Hard Candy
6.6
Hard Candy

Film de David Slade (2006)

Il n'est pas simple de juger un film qui utilise le contraste pour que le spectateur prenne conscience de la réalité du débat qui anime un scénario. Hard Candy est dans la même lignée que Mysterious Skin, il se laisse bercer par une douce folie euphorisante qui noie le poisson dans l'eau et traite le sujet de manière impudique, voire complètement exagérée par moment pour transgresser le dégoût apparent et le traiter de façon décomplexée. En soumettant le spectateur à un spectacle déblayé et franc, David Slade prend le parti de saisir directement l'idée globale d'une telle déviance et de l’assujettir afin de la rendre compréhensible, efficace et extraite du réel pour en faire une sorte de sujet d'étude. Ainsi, Hayley, 14 ans, se retrouve être la porte-parole à la fois des victimes et des bourreaux. Elle met en perspective les actes de Jeff, endosse le rôle de juge partial et le met à l'épreuve quant à ses fautes morales.

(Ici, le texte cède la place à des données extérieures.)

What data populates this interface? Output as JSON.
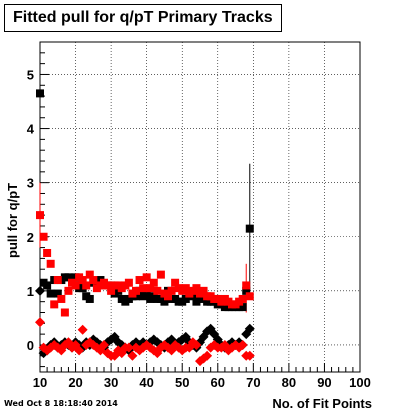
{
  "title": "Fitted pull for q/pT Primary Tracks",
  "timestamp": "Wed Oct  8 18:18:40 2014",
  "chart_data": {
    "type": "scatter",
    "title": "Fitted pull for q/pT Primary Tracks",
    "xlabel": "No. of Fit Points",
    "ylabel": "pull for q/pT",
    "xlim": [
      10,
      100
    ],
    "ylim": [
      -0.5,
      5.6
    ],
    "xticks": [
      10,
      20,
      30,
      40,
      50,
      60,
      70,
      80,
      90,
      100
    ],
    "yticks": [
      0,
      1,
      2,
      3,
      4,
      5
    ],
    "grid": true,
    "series": [
      {
        "marker": "square",
        "color": "#000000",
        "x": [
          10,
          11,
          12,
          13,
          14,
          15,
          16,
          17,
          18,
          19,
          20,
          21,
          22,
          23,
          24,
          25,
          26,
          27,
          28,
          29,
          30,
          31,
          32,
          33,
          34,
          35,
          36,
          37,
          38,
          39,
          40,
          41,
          42,
          43,
          44,
          45,
          46,
          47,
          48,
          49,
          50,
          51,
          52,
          53,
          54,
          55,
          56,
          57,
          58,
          59,
          60,
          61,
          62,
          63,
          64,
          65,
          66,
          67,
          68,
          69
        ],
        "y": [
          4.65,
          1.15,
          1.1,
          0.95,
          1.2,
          0.95,
          1.2,
          1.25,
          1.25,
          1.2,
          1.25,
          1.05,
          1.05,
          0.9,
          0.85,
          1.15,
          1.15,
          1.2,
          1.1,
          1.1,
          1.1,
          0.95,
          1.0,
          0.85,
          0.8,
          0.85,
          0.9,
          0.9,
          1.0,
          0.9,
          0.95,
          0.85,
          0.9,
          0.85,
          0.85,
          0.8,
          1.0,
          0.85,
          0.85,
          0.8,
          0.8,
          0.85,
          0.95,
          0.9,
          0.8,
          0.85,
          0.95,
          0.8,
          0.8,
          0.8,
          0.75,
          0.75,
          0.7,
          0.7,
          0.7,
          0.7,
          0.7,
          0.7,
          1.0,
          2.15
        ]
      },
      {
        "marker": "diamond",
        "color": "#000000",
        "x": [
          10,
          11,
          12,
          13,
          14,
          15,
          16,
          17,
          18,
          19,
          20,
          21,
          22,
          23,
          24,
          25,
          26,
          27,
          28,
          29,
          30,
          31,
          32,
          33,
          34,
          35,
          36,
          37,
          38,
          39,
          40,
          41,
          42,
          43,
          44,
          45,
          46,
          47,
          48,
          49,
          50,
          51,
          52,
          53,
          54,
          55,
          56,
          57,
          58,
          59,
          60,
          61,
          62,
          63,
          64,
          65,
          66,
          67,
          68,
          69
        ],
        "y": [
          1.0,
          -0.15,
          -0.1,
          0.0,
          0.05,
          -0.05,
          0.0,
          0.05,
          0.0,
          -0.05,
          0.05,
          0.0,
          -0.05,
          0.05,
          0.0,
          0.1,
          0.05,
          0.0,
          -0.05,
          0.05,
          0.1,
          0.15,
          0.05,
          0.0,
          -0.05,
          -0.1,
          0.0,
          0.05,
          0.0,
          0.05,
          0.0,
          0.05,
          0.1,
          0.05,
          0.0,
          -0.05,
          0.05,
          0.1,
          0.0,
          0.05,
          0.1,
          0.15,
          0.05,
          0.0,
          -0.05,
          0.05,
          0.15,
          0.25,
          0.3,
          0.2,
          0.1,
          0.0,
          -0.05,
          0.0,
          0.05,
          0.0,
          0.05,
          0.0,
          0.2,
          0.3
        ]
      },
      {
        "marker": "square",
        "color": "#ff0000",
        "x": [
          10,
          11,
          12,
          13,
          14,
          15,
          16,
          17,
          18,
          19,
          20,
          21,
          22,
          23,
          24,
          25,
          26,
          27,
          28,
          29,
          30,
          31,
          32,
          33,
          34,
          35,
          36,
          37,
          38,
          39,
          40,
          41,
          42,
          43,
          44,
          45,
          46,
          47,
          48,
          49,
          50,
          51,
          52,
          53,
          54,
          55,
          56,
          57,
          58,
          59,
          60,
          61,
          62,
          63,
          64,
          65,
          66,
          67,
          68,
          69
        ],
        "y": [
          2.4,
          2.0,
          1.7,
          1.5,
          0.75,
          1.2,
          0.85,
          0.6,
          1.0,
          1.15,
          1.1,
          1.25,
          1.2,
          1.1,
          1.3,
          1.2,
          1.05,
          1.1,
          1.15,
          1.1,
          1.0,
          1.1,
          1.1,
          1.05,
          1.1,
          1.15,
          0.95,
          1.0,
          1.2,
          1.05,
          1.25,
          1.05,
          1.15,
          1.0,
          1.3,
          0.95,
          0.9,
          1.0,
          1.15,
          1.05,
          1.0,
          1.05,
          0.95,
          1.0,
          1.05,
          0.95,
          1.0,
          0.9,
          0.9,
          0.85,
          0.85,
          0.8,
          0.85,
          0.8,
          0.75,
          0.75,
          0.8,
          0.85,
          1.1,
          0.9
        ]
      },
      {
        "marker": "diamond",
        "color": "#ff0000",
        "x": [
          10,
          11,
          12,
          13,
          14,
          15,
          16,
          17,
          18,
          19,
          20,
          21,
          22,
          23,
          24,
          25,
          26,
          27,
          28,
          29,
          30,
          31,
          32,
          33,
          34,
          35,
          36,
          37,
          38,
          39,
          40,
          41,
          42,
          43,
          44,
          45,
          46,
          47,
          48,
          49,
          50,
          51,
          52,
          53,
          54,
          55,
          56,
          57,
          58,
          59,
          60,
          61,
          62,
          63,
          64,
          65,
          66,
          67,
          68,
          69
        ],
        "y": [
          0.42,
          -0.05,
          -0.1,
          -0.05,
          0.0,
          -0.05,
          -0.1,
          0.0,
          0.05,
          -0.05,
          0.0,
          -0.1,
          0.28,
          0.0,
          0.05,
          0.0,
          -0.05,
          -0.1,
          0.0,
          -0.15,
          -0.2,
          -0.2,
          -0.1,
          -0.15,
          -0.05,
          -0.05,
          -0.2,
          -0.05,
          -0.1,
          -0.05,
          0.0,
          -0.05,
          -0.1,
          -0.15,
          -0.05,
          0.0,
          -0.05,
          -0.1,
          0.0,
          -0.05,
          -0.1,
          -0.05,
          -0.05,
          0.05,
          0.0,
          -0.3,
          -0.25,
          -0.2,
          -0.05,
          0.0,
          -0.05,
          -0.05,
          0.0,
          -0.1,
          -0.05,
          0.0,
          -0.05,
          0.0,
          -0.2,
          -0.2
        ]
      }
    ],
    "error_bars": [
      {
        "x": 69,
        "series": 0,
        "low": 1.0,
        "high": 3.35
      },
      {
        "x": 68,
        "series": 2,
        "low": 0.6,
        "high": 1.5
      },
      {
        "x": 10,
        "series": 0,
        "low": 4.4,
        "high": 4.9
      },
      {
        "x": 10,
        "series": 2,
        "low": 1.8,
        "high": 3.0
      }
    ]
  }
}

Hard Candy est un vivier énorme de contradictions et donc d'intérêt car au-delà de représenter deux personnages bien distincts, il met en scène le pédophile, la jeune femme et le spectateur et n'hésite pas à échanger les rôles tout au long du film. La caméra est mouvante, toujours dans le rythme de la tension, les scènes sont filmées de manière à saisir le ressenti à un instant t. Ainsi, au début du film, nous avons Hayley filmée de profil et Jeff face caméra, son visage transpirant l'assurance. Plus tard, il sera à son tour filmé de profil et les mouvements seront beaucoup plus flous. Il en va de même pour les formes géométriques (dès le générique du début) qui retiennent les personnages dans un carcan avant de les libérer petit à petit, déclenchant un flot d'incertitudes et de doutes mis en lumière. La pression se relâche et fléchit.

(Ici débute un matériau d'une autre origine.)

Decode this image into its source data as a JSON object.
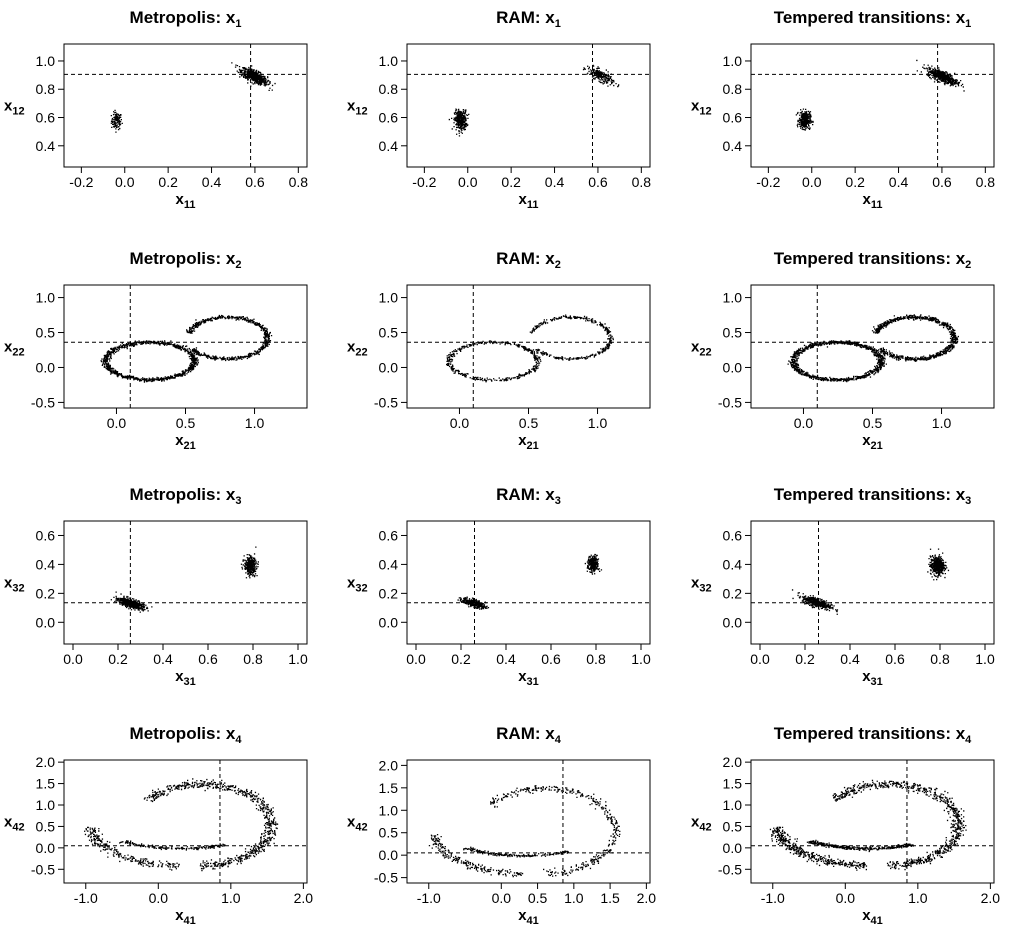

Si le spectateur est partie prenante du film, c'est aussi parce qu'il se prend, par moment, à vouloir défendre le monstre retenu prisonnier tellement il vit quelque chose d'atroce. Et qui l'eut cru ? Partagés entre l'immoralité et la justice, nous, spectateurs, sommes secoués à chaque rebondissement et à chaque note d'espoir pour Jeff. Jusqu'à ce qu'il s'échappe et qu'on le veuille à nouveau sous le regard implacable de Hayley. La prédominance du rouge qui sert très souvent de transition entre des scènes ou des points de vue divergents nous rappelle que ce huis-clos est avant tout une réflexion sur la violence émotionnelle et l'impact des souvenirs dont la douleur est très souvent invisible. David Slade, par cette couleur, personnifie un sentiment, un état, une blessure psychique. Le personnage de Ellen Page, comme elle le dit-elle-même, n'est d'ailleurs qu'une image de toutes les filles attouchées et maltraitées. Telle une vengeresse masquée dont on ne saura rien jusqu'à la fin, elle assoit sa domination sur lui et devient son propre bourreau. Le petit chaperon rouge mesure toute l'ampleur de sa solitude, lui aussi, et à eux-deux, ils font face à leur propre éthique, à leurs propres limites.


La complexité qui transparaît des dissonances permanentes entre les personnages n'émane pas seulement de ce qu'ils se disent mais aussi de la manière dont ils s'avouent les choses. Elle ne fait pas vraiment ci, il n'a pas vraiment fait ça, et tout au long du film, les protagonistes seront molestés par leurs propre désinhibitions ; rien à perdre ou tout à perdre, leurs comportements seront définis par la situation et non par un axe de pensée plus ou moins changeant. C'est le seul bémol qui me vient en tête, outre quelques moments qui viennent polluer le film (Sandra Oh et la toute scène de fin notamment), l'incapacité du duo à tirer profit de ce que l'autre avance ; ils camperont éternellement sur les mêmes positions, cachés sous des mensonges filandreux. Hard Candy démontre que la morale est surtout très fluctuante et déterminée par des facteurs qui nous sont propres.


Un film remarquable dans son approche du sujet et dans la façon de détourner les perversions, avec un Patrick Wilson glaçant (surtout dans la première heure du film) et une Ellen Page revancharde et incontrôlable, dont le personnage lui colle à la peau. Une très grande carrière l'attend à bras ouverts, une grande actrice avec des rôles de compositions majestueux et si jeune. Quant à David Slade, espérons que ses futurs plans de carrière seront au moins aussi pertinents que celui-ci, ce qui n'a pas toujours été le cas.